Nymphadora mangea rapidement ses deux tartines de confiture qui n'avaient aucun goût, peut être en avait-elle oubliait la saveur ? Ca faisait dix ans qu'elle mangeait la même chose alors…Elle but son thé amer et sortit de table. Elle alla dans sa chambre et trouva sur sa table de chevet ses pilules : une bleue, deux mauves et trois rouges. Elle les avala en se rappelant qu'au début les médicaments étaient donnés en même temps que le repas, mais les résidents les associèrent à des jouets et se les échangeaient au cours des repas. Une pilule bleue contre une rouge, une verte contre une mauve…etc.

Elle fit sa toilette dans sa chambre avec un simple gant de toilette qu'elle trempa dans le lavabo rouillé, elle se brossa ensuite les dents, prit sa peluche licorne-sirène et sortit dans le couloir. Elle mit sa main contre le mur et avança, sa main faisant des zigzags. Elle sortit sur la terrasse et vit Pimprenus agiter sa baguette dans tous les sens. Elle ricana et s'installa dans la chaise qui lui semblait être la plus confortable, s'emmitoufla dans son châle la peluche serrée contre sa poitrine, et Nymphadora attendit que les médicaments ingurgités fassent effet.

Avec le temps, elle essaya de deviner quelle pilule quel effet mais elle ne trouva pas, peut-être étaient-ce les cinq combinés ensemble qui la mettaient dans cet état second…

En dix ans, personne ne vint la voir. Personne. Alors elle se mit à oublier petit à petit jusqu'à ce qu'elle n'ait aucun souvenir sur lequel se raccrocher pour ne pas sombrer. Nymphadora se souviendrait toujours de cette médicomage qui en la voyant s'était écriée : «Cette petite ne peut pas être folle ! J'en vois tous les jours des fous, et ce, depuis trente ans ! », cette bonne femme émit l'hypothèse d'un complot, ce qui plut beaucoup à la petite Nymphadora qui s'imagina un passé digne d'un roman. Mais plus le temps passa et plus il lui fut difficile de distinguer le vrai du faux alors elle arrêta et sombra dans une profonde mélancolie.
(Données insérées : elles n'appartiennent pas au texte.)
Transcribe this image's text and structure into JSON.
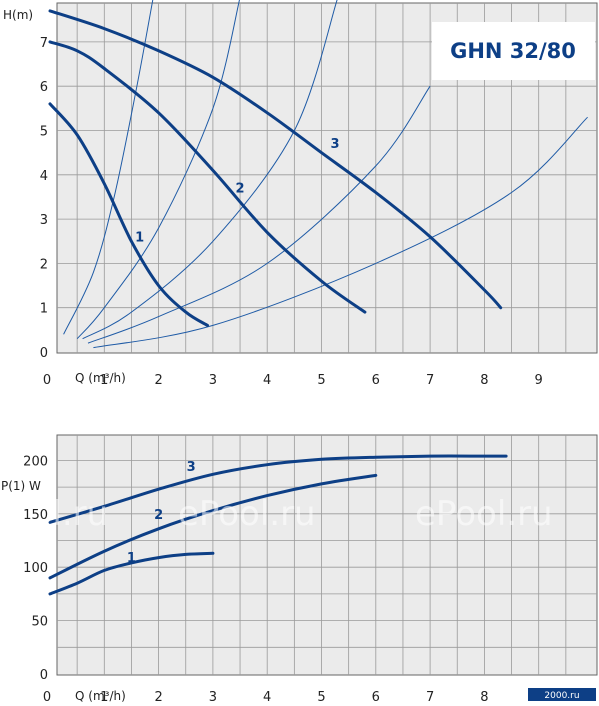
{
  "chart_data": [
    {
      "type": "line",
      "title": "GHN 32/80",
      "ylabel": "H(m)",
      "xlabel": "Q (m³/h)",
      "xlim": [
        0,
        10
      ],
      "ylim": [
        0,
        8
      ],
      "grid": true,
      "x_ticks": [
        "0",
        "1",
        "2",
        "3",
        "4",
        "5",
        "6",
        "7",
        "8",
        "9"
      ],
      "y_ticks": [
        "0",
        "1",
        "2",
        "3",
        "4",
        "5",
        "6",
        "7"
      ],
      "series": [
        {
          "name": "1",
          "x": [
            0,
            0.5,
            1.0,
            1.5,
            2.0,
            2.5,
            2.9
          ],
          "y": [
            5.6,
            4.9,
            3.8,
            2.5,
            1.5,
            0.9,
            0.6
          ]
        },
        {
          "name": "2",
          "x": [
            0,
            0.5,
            1.0,
            2.0,
            3.0,
            4.0,
            5.0,
            5.8
          ],
          "y": [
            7.0,
            6.8,
            6.4,
            5.4,
            4.1,
            2.7,
            1.6,
            0.9
          ]
        },
        {
          "name": "3",
          "x": [
            0,
            1.0,
            2.0,
            3.0,
            4.0,
            5.0,
            6.0,
            7.0,
            8.0,
            8.3
          ],
          "y": [
            7.7,
            7.3,
            6.8,
            6.2,
            5.4,
            4.5,
            3.6,
            2.6,
            1.4,
            1.0
          ]
        }
      ],
      "system_curves": [
        {
          "x": [
            0.25,
            0.8,
            1.2,
            1.6,
            1.9
          ],
          "y": [
            0.4,
            1.8,
            3.6,
            6.0,
            8.0
          ]
        },
        {
          "x": [
            0.5,
            1.0,
            2.0,
            3.0,
            3.5
          ],
          "y": [
            0.3,
            1.0,
            2.8,
            5.5,
            8.0
          ]
        },
        {
          "x": [
            0.6,
            1.5,
            3.0,
            4.5,
            5.3
          ],
          "y": [
            0.3,
            0.9,
            2.5,
            5.0,
            8.0
          ]
        },
        {
          "x": [
            0.7,
            2.0,
            4.0,
            6.0,
            7.0
          ],
          "y": [
            0.2,
            0.8,
            2.0,
            4.2,
            6.0
          ]
        },
        {
          "x": [
            0.8,
            3.0,
            6.0,
            8.5,
            9.9
          ],
          "y": [
            0.1,
            0.6,
            2.0,
            3.6,
            5.3
          ]
        }
      ],
      "curve_labels": [
        {
          "text": "1",
          "x": 1.65,
          "y": 2.5
        },
        {
          "text": "2",
          "x": 3.5,
          "y": 3.6
        },
        {
          "text": "3",
          "x": 5.25,
          "y": 4.6
        }
      ]
    },
    {
      "type": "line",
      "ylabel": "P(1) W",
      "xlabel": "Q (m³/h)",
      "xlim": [
        0,
        10
      ],
      "ylim": [
        0,
        225
      ],
      "grid": true,
      "x_ticks": [
        "0",
        "1",
        "2",
        "3",
        "4",
        "5",
        "6",
        "7",
        "8",
        "9"
      ],
      "y_ticks": [
        "0",
        "50",
        "100",
        "150",
        "200"
      ],
      "series": [
        {
          "name": "1",
          "x": [
            0,
            0.5,
            1.0,
            1.5,
            2.0,
            2.5,
            3.0
          ],
          "y": [
            75,
            85,
            97,
            104,
            109,
            112,
            113
          ]
        },
        {
          "name": "2",
          "x": [
            0,
            1.0,
            2.0,
            3.0,
            4.0,
            5.0,
            6.0
          ],
          "y": [
            90,
            115,
            136,
            153,
            167,
            178,
            186
          ]
        },
        {
          "name": "3",
          "x": [
            0,
            1.0,
            2.0,
            3.0,
            4.0,
            5.0,
            6.0,
            7.0,
            8.0,
            8.4
          ],
          "y": [
            142,
            157,
            173,
            187,
            196,
            201,
            203,
            204,
            204,
            204
          ]
        }
      ],
      "curve_labels": [
        {
          "text": "1",
          "x": 1.5,
          "y": 105
        },
        {
          "text": "2",
          "x": 2.0,
          "y": 145
        },
        {
          "text": "3",
          "x": 2.6,
          "y": 190
        }
      ]
    }
  ],
  "watermarks": [
    "oool.ru",
    "ePool.ru",
    "ePool.ru"
  ],
  "brand": "2000.ru",
  "colors": {
    "background": "#ebebeb",
    "grid": "#9a9a9a",
    "pump_curve": "#0d3f86",
    "system_curve": "#1f5ba6",
    "label_box": "#ffffff"
  }
}
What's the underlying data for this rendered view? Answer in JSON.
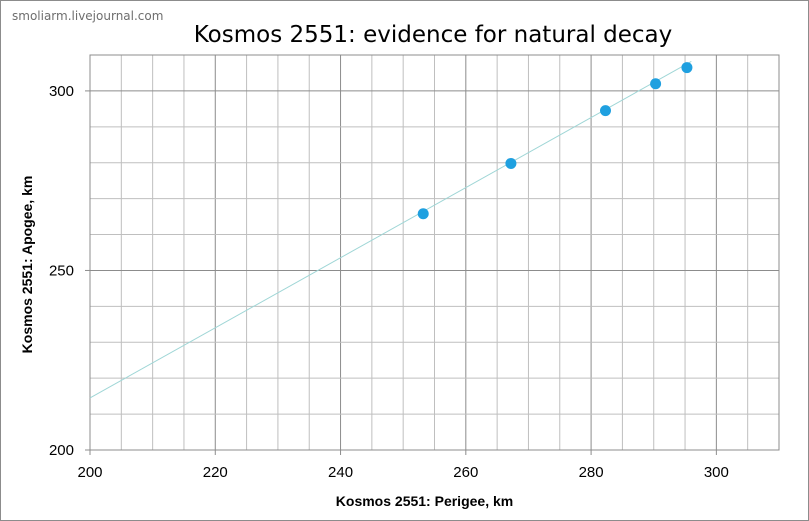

Les fesses engourdies, Nymphadora décida de se lever et alla jouer dans le bac à sable. Elle s'asseya dans l'herbe et contempla de son regard vide le sable marronâtre. Ça changeait tellement de ce blanc immaculé de l'asile…elle leva les yeux vers la grande fenêtre du deuxième étage où elle put voir Ping-pong se jeter contre les vitres et être projeté comme une balle. C'était à cet endroit même où le directeur avait réussi à se suicider trois ans plus tôt. Un homme corrompu qui n'eut guère le choix vu ses ennuis…une rumeur circula, très vite balayée, qu'il avait accepté n'importe qui du moment que la famille ou les proches payaient le prix pour le futur patient...L'Asile Sainte Raison était une clinique privée d'où les prix élevés, pour y être interner il était vrai qu'il fallait de l'argent mais il fallait quand même avoir un minimum de folie pour y être interner. « N'importe qui fait l'affaire du moment qu'il paye dans ce cas » disait Mme Weber. Elle avait même appris à Nymphadora que l'Asile Sainte Raison abritait les fous les plus dangereux d'après les rumeurs que sa fille, en visite, lui avait raconté. Nymphadora avait ri et rectifié sur le ton de la plaisanterie : « les fous les plus pathétiques plutôt ! ».

Ping-pong recommença plusieurs fois son manège jusqu'à ce que Le Titan l'attrape. Il est vraiment bête, songea Nymphadora. Après le suicide du directeur, auxquels assistèrent un bon nombre des patients, dont Nymphadora. Beaucoup cherchèrent à l'imiter, car jusque-là «se défenestrer» n'avait pas traversé leur esprit. Suite à de nombreuses tentatives de suicides, les médicomages mirent des petits bonzaïs ensorcelés sous les fenêtres qui repoussaient les suicidaires. Une fois qu'ils comprirent que leurs tentatives seraient vaines, ceux-ci abandonnèrent. Tous, sauf Ping-pong qui aimait régulièrement être projeté à tout vent. D'où son inclination de se jeter contre n'importe quoi dans l'espoir que tout soit ensorcelé comme les fenêtres en criant « pim », « pam », ou « poum » chaque fois qu'il heurtait quelque chose.

Parfois, certains cas empiraient comme Ping-pong qui était à peu près normal avant, ou bien Nymphadora. Durant les premiers jours, elle criait qu'elle n'était pas folle, qu'elle n'avait pas sa place ici, mais les médicaments eurent le dessus et ébranlèrent sa raison, elle se convainquit d'elle-même de sa folie car si elle ne l'était pas au début, elle le devint.